I have an input file test-reading.csv
id,sku,price
"100002701--425370728",100002701,12159
"100002701--510892030",100002701,11021
"100002701-235195215",100002701,12330
"100002701-110442364",100002701,9901
"100002701-1963746094",100002701,11243
I wrote following source code in order to have a minimal, complete, and verifiable example of the problem I'm facing.
There is a ReadingRecord class used to read the CSV file and a WritingRecord used to write the output. Incidentally now they are almost identical but in the real program were quite different because they represent input and output structure.
The remaining code starts Spark, read the CSV, map ReadingRecord to WritingRecord and write an output CSV.
The question is: why if I uncomment the for loop into the flatMapGroups method this Spark program stops to write the CSV output?
case class ReadingRecord(var id: String, var sku: Integer, var price: Integer) {
def toWritingRecord(): WritingRecord = {
new WritingRecord(this.id, this.sku, this.price)
}
}
case class WritingRecord(var id: String, var sku: Integer, var price: Integer)
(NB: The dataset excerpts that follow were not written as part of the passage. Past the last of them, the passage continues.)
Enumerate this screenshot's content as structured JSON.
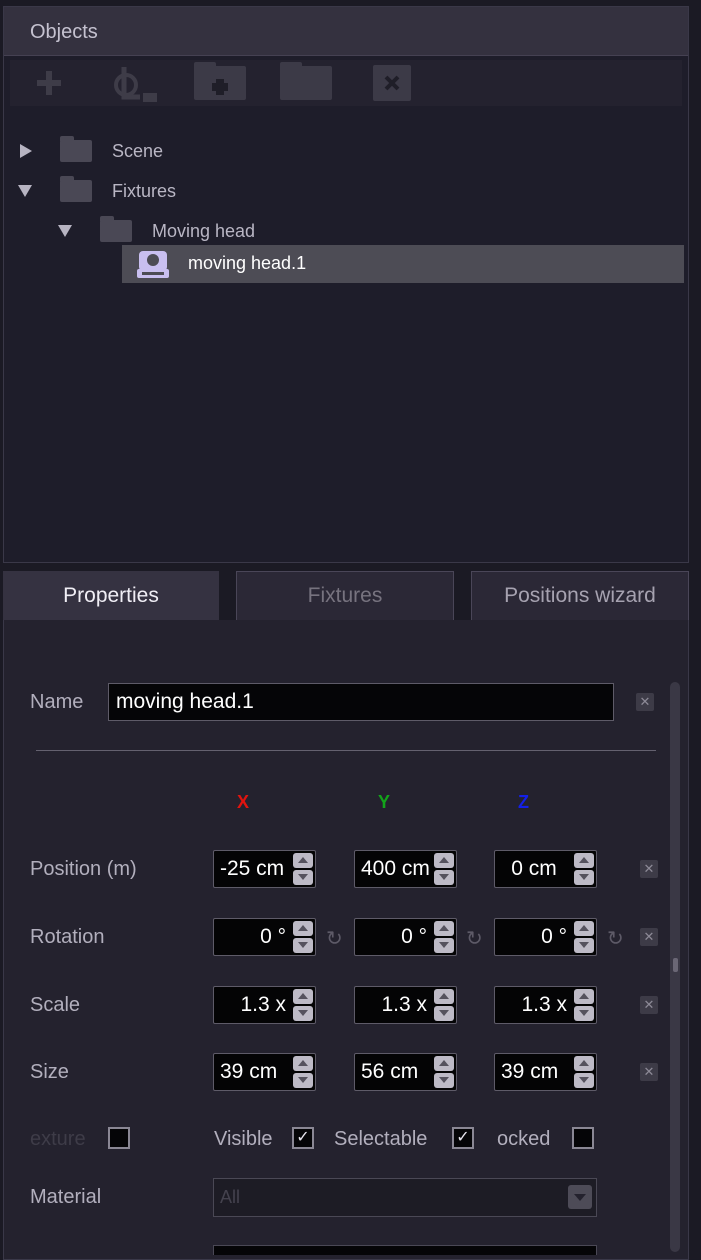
{
  "objects": {
    "title": "Objects",
    "toolbar": [
      "add-icon",
      "fixture-add-icon",
      "folder-add-icon",
      "folder-icon",
      "delete-icon"
    ],
    "tree": [
      {
        "label": "Scene",
        "expanded": false
      },
      {
        "label": "Fixtures",
        "expanded": true
      },
      {
        "label": "Moving head",
        "expanded": true
      },
      {
        "label": "moving head.1",
        "selected": true
      }
    ]
  },
  "tabs": {
    "properties": "Properties",
    "fixtures": "Fixtures",
    "positions": "Positions wizard"
  },
  "properties": {
    "name_label": "Name",
    "name_value": "moving head.1",
    "axes": {
      "x": "X",
      "y": "Y",
      "z": "Z"
    },
    "axis_colors": {
      "x": "#e0140f",
      "y": "#13a51a",
      "z": "#1420e8"
    },
    "position": {
      "label": "Position (m)",
      "x": "-25 cm",
      "y": "400 cm",
      "z": "0 cm"
    },
    "rotation": {
      "label": "Rotation",
      "x": "0 °",
      "y": "0 °",
      "z": "0 °"
    },
    "scale": {
      "label": "Scale",
      "x": "1.3 x",
      "y": "1.3 x",
      "z": "1.3 x"
    },
    "size": {
      "label": "Size",
      "x": "39 cm",
      "y": "56 cm",
      "z": "39 cm"
    },
    "checkboxes": {
      "texture": {
        "label": "exture",
        "checked": false
      },
      "visible": {
        "label": "Visible",
        "checked": true
      },
      "selectable": {
        "label": "Selectable",
        "checked": true
      },
      "locked": {
        "label": "ocked",
        "checked": false
      }
    },
    "material_label": "Material",
    "material_value": "All"
  },
  "glyphs": {
    "close": "✕",
    "check": "✓",
    "rotate": "↻"
  }
}
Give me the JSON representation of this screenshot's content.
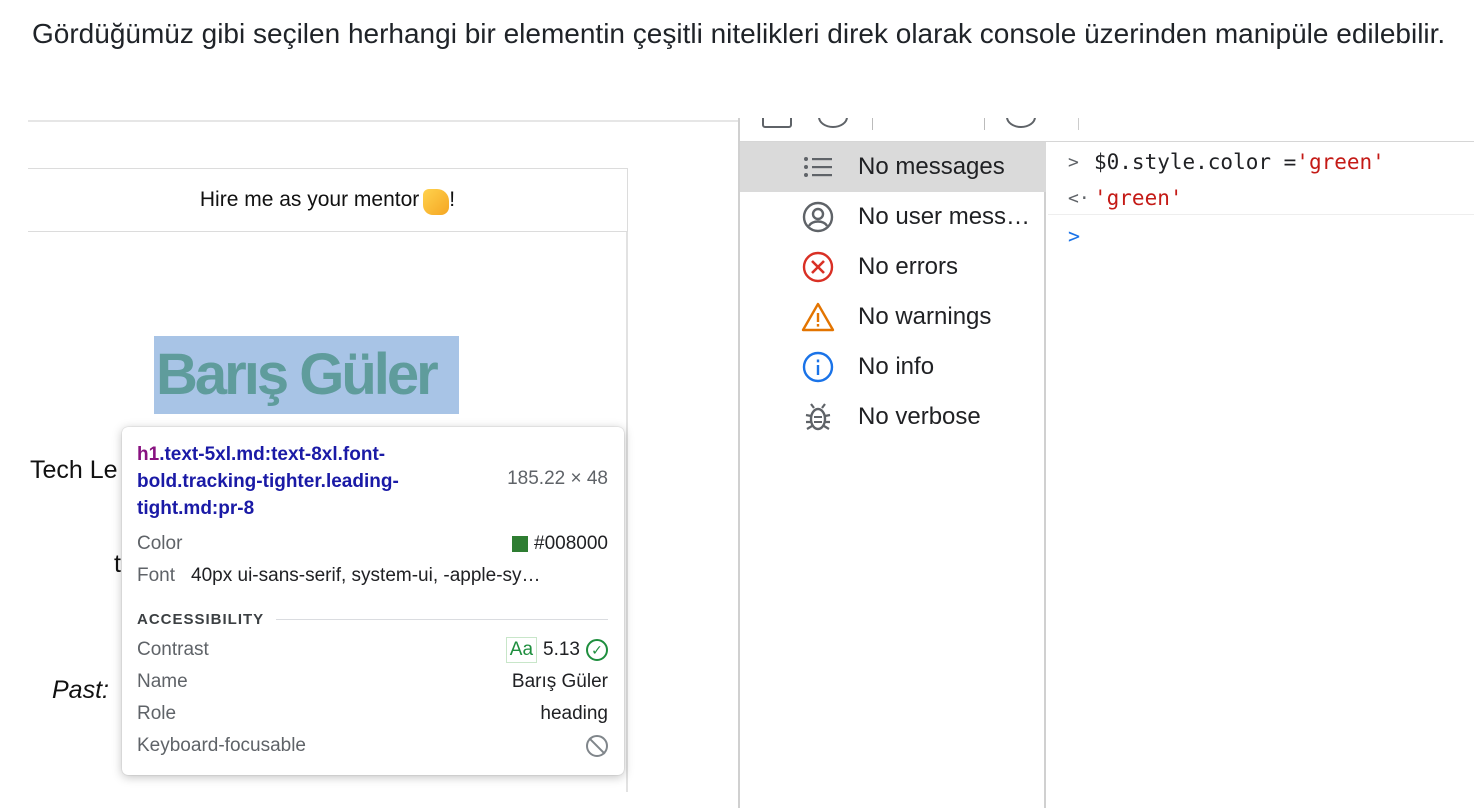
{
  "intro": {
    "text": "Gördüğümüz gibi seçilen herhangi bir elementin çeşitli nitelikleri direk olarak console üzerinden manipüle edilebilir."
  },
  "page": {
    "mentor_bar": "Hire me as your mentor",
    "mentor_bar_suffix": "!",
    "heading": "Barış Güler",
    "fragment_tech": "Tech Le",
    "fragment_t": "t",
    "fragment_past": "Past:"
  },
  "tooltip": {
    "tag": "h1",
    "selector": ".text-5xl.md:text-8xl.font-bold.tracking-tighter.leading-tight.md:pr-8",
    "size": "185.22 × 48",
    "color_label": "Color",
    "color_value": "#008000",
    "swatch_color": "#2e7d32",
    "font_label": "Font",
    "font_value": "40px ui-sans-serif, system-ui, -apple-sy…",
    "accessibility_title": "ACCESSIBILITY",
    "contrast_label": "Contrast",
    "contrast_aa": "Aa",
    "contrast_value": "5.13",
    "name_label": "Name",
    "name_value": "Barış Güler",
    "role_label": "Role",
    "role_value": "heading",
    "keyboard_label": "Keyboard-focusable"
  },
  "devtools": {
    "sidebar": [
      {
        "label": "No messages",
        "icon": "list-icon"
      },
      {
        "label": "No user mess…",
        "icon": "user-icon"
      },
      {
        "label": "No errors",
        "icon": "error-icon"
      },
      {
        "label": "No warnings",
        "icon": "warning-icon"
      },
      {
        "label": "No info",
        "icon": "info-icon"
      },
      {
        "label": "No verbose",
        "icon": "bug-icon"
      }
    ],
    "console": {
      "input_prompt": ">",
      "input_code": "$0.style.color = ",
      "input_string": "'green'",
      "output_prompt": "<·",
      "output_string": "'green'",
      "caret": ">"
    },
    "colors": {
      "error": "#d93025",
      "warning": "#e37400",
      "info": "#1a73e8",
      "string": "#c41a16"
    }
  }
}
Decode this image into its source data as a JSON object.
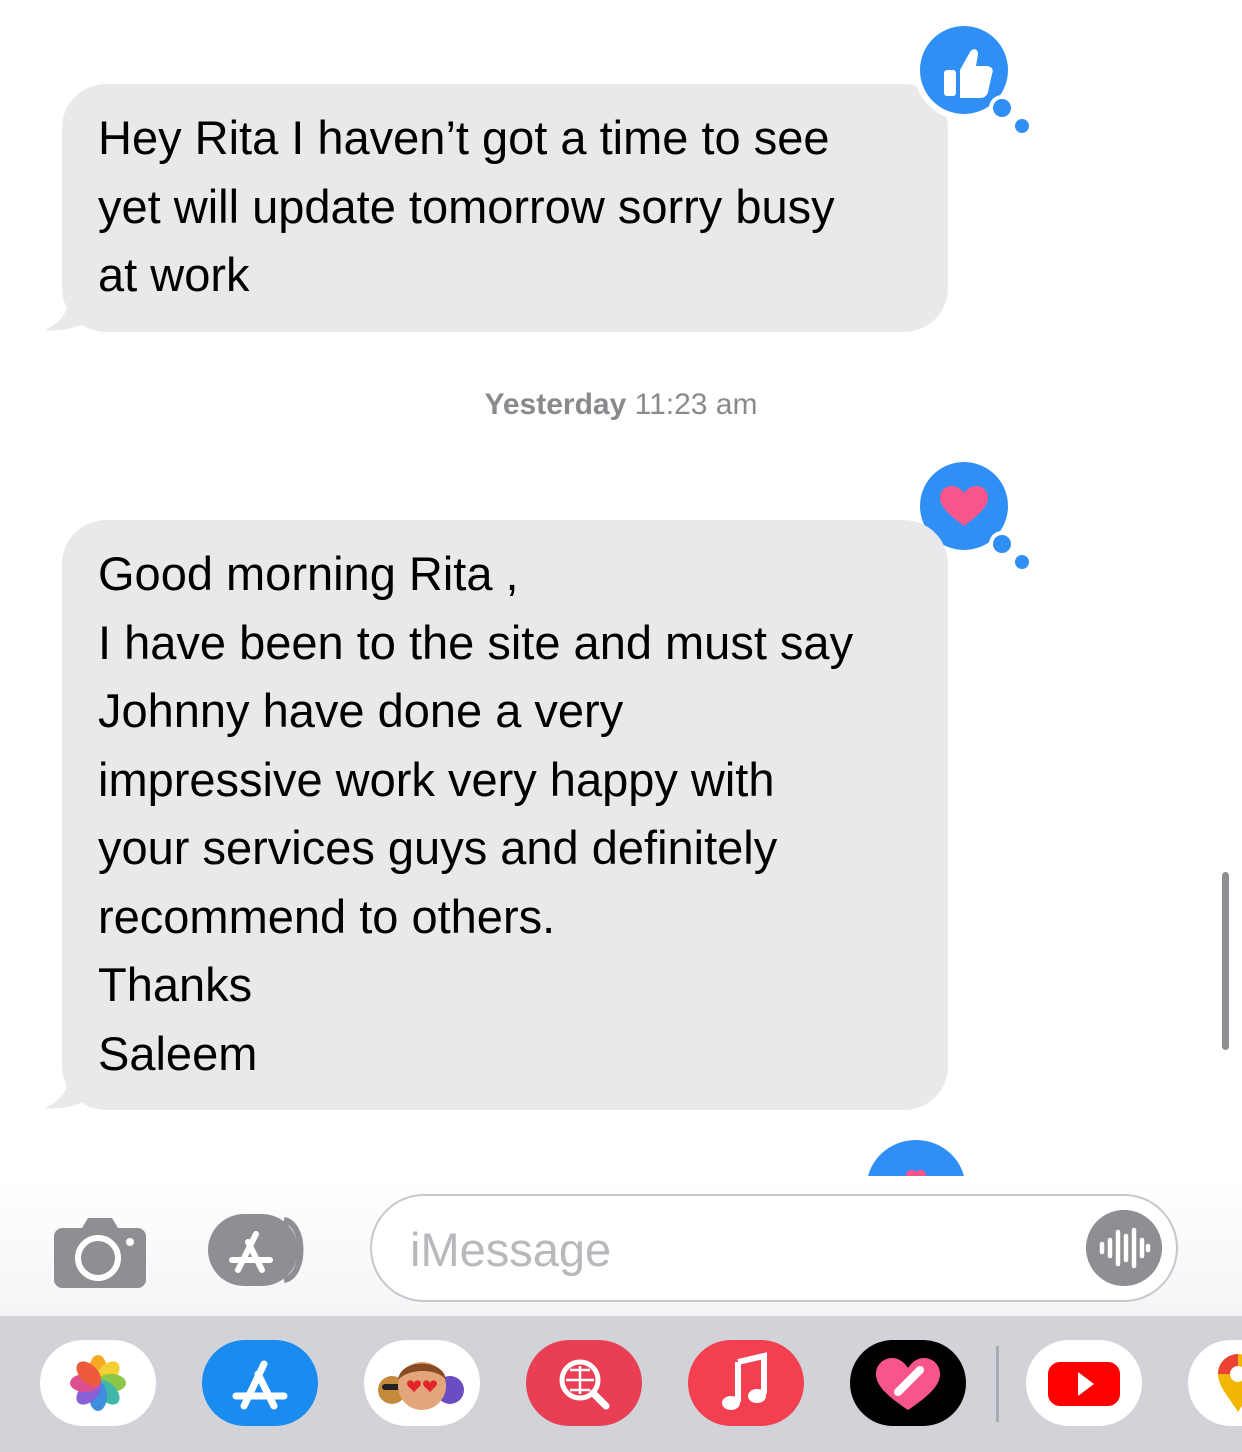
{
  "messages": [
    {
      "lines": [
        "Hey Rita I haven’t got a time to see",
        "yet will update tomorrow sorry busy",
        "at work"
      ],
      "tapback": "thumbs-up"
    },
    {
      "lines": [
        "Good morning Rita ,",
        "I have been to the site and must say",
        "Johnny have done a very",
        "impressive work very happy with",
        "your services guys and definitely",
        "recommend to others.",
        "Thanks",
        "Saleem"
      ],
      "tapback": "heart"
    }
  ],
  "timestamp": {
    "day": "Yesterday",
    "time": "11:23 am"
  },
  "composer": {
    "placeholder": "iMessage"
  },
  "app_tray": [
    "photos-icon",
    "app-store-icon",
    "memoji-stickers-icon",
    "image-search-icon",
    "music-icon",
    "fitness-heart-icon",
    "youtube-icon",
    "google-maps-icon"
  ],
  "colors": {
    "bubble": "#e9e9eb",
    "tapback": "#2f8ff5",
    "heart": "#f8558a",
    "tray": "#d1d3d9"
  }
}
object ReadingRecordEncoders {
implicit def ReadingRecordEncoder: org.apache.spark.sql.Encoder[ReadingRecord] =
org.apache.spark.sql.Encoders.kryo[ReadingRecord]
}
object WritingTest {
def main(args: Array[String]) {
val conf = new SparkConf()
.setMaster("local[8]")
.setAppName("writing-test")
.set("spark.executor.memory", "1gb")
.set("spark.num.executors", "8")
.set("spark.executor.heartbeatInterval", "120")
val spark = SparkSession.builder().config(conf).getOrCreate()
import spark.implicits._
import ReadingRecordEncoders._
val data = spark.read.option("header", "true")
.option("delimiter", ",")
.option("inferSchema", "true")
.csv("test-reading.csv")
.map(r => {
println(r)
new ReadingRecord(r(0).asInstanceOf[String], r(1).asInstanceOf[Integer], r(2).asInstanceOf[Integer])
}).groupByKey(r1 => r1.sku)
val data1 = data.flatMapGroups((a: Integer, b: Iterator[ReadingRecord]) => {
var list = new ArrayList[ReadingRecord]
try {
// for (o <- b) {
// list.add(o)
// }
} finally {
list.clear()
list = null
}
b.map(f => f.toWritingRecord)
})
data1.printSchema()
data1.write
.format("csv")
.option("header", "true")
.save("output.csv")
}
}